Coercion of a lawful act by a threat of lawful action is protected free expression. See [Wurtz v. Risley, 719 F.2d 1438, 1441 (9th Cir.1983)]. Could Judge Hanson threaten to use her lawful authority and prerogatives of office to coerce other public officials into taking lawful actions which she or the commissioners’ court deemed expedient or desirable, or should she refrain from doing so out of fear of prosecution? What is and what is not lawful conduct cannot be left to such conjecture. Section 36.01(1)(F) was not drawn with the narrowness and precision required when legislating within the realm of the First Amendment.
A preeminent purpose of the First Amendment is to guarantee free and unfettered political discussion within government and among the citizenry. Consequently, those who enter the political arena are fair game for sharp attacks inflicted by both the electorate and the elected. The hurly-burly world of courthouse politics is an arena where robust debate, often accompanied by blunt, caustic and even intemperate and vituperative language, is the by-product of public officials clashing over divisive issues. However, as long as the means are peaceful and their actions lawful, the boundaries of their political debate cannot be measured for constitutional protection by conventional standards of acceptability.
Freedom of speech must encompass the liberty of elected officials to discuss matters of public concern without prior restraint or fear of punishment. A vague statute that potentially could punish protected political debate violates due process because of its chilling effect on the exercise of that essential right.

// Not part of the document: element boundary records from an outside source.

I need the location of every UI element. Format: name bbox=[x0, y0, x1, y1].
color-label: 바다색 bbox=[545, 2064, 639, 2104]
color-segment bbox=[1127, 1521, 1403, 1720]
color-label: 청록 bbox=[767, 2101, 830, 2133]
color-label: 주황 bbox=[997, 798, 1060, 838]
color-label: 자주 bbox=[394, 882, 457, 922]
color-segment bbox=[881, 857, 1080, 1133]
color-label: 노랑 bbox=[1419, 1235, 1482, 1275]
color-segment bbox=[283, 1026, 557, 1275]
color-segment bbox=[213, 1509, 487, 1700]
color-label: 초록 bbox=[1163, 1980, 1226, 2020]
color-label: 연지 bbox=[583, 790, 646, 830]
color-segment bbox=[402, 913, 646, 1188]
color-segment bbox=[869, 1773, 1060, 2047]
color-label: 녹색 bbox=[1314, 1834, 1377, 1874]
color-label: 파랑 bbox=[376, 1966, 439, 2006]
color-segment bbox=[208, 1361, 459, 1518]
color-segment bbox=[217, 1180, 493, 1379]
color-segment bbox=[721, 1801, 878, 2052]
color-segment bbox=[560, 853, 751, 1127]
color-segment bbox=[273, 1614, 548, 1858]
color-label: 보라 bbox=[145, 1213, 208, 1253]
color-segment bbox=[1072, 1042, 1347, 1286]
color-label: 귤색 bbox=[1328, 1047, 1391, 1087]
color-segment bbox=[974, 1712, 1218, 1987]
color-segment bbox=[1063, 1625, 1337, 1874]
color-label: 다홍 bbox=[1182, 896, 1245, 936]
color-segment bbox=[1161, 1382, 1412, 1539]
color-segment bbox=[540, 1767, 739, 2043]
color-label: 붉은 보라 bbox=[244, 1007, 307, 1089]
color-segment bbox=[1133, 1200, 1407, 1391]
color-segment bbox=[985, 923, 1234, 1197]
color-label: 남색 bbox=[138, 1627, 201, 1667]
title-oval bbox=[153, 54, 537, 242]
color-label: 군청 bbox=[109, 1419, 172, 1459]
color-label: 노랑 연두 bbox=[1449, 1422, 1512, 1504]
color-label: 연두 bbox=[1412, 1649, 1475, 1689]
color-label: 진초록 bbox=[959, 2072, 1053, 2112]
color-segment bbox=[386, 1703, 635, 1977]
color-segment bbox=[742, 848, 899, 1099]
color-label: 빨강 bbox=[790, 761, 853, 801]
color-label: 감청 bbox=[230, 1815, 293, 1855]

Section 36.01(1)(F) was unconstitutionally vague when applied to Judge Hanson’s alleged conduct. This constitutional defect was transmitted to section 36.03(a)(1) by the impermissibly vague definition of “coercion.” These penal provisions violated due process because they did not give Judge Hanson fair notice of what type of threat was prohibited, failed to provide a clear, objective standard by which those charged with enforcement could assess her alleged conduct for its legality, and had a potential of inhibiting the exercise of her protected free expression as a public official.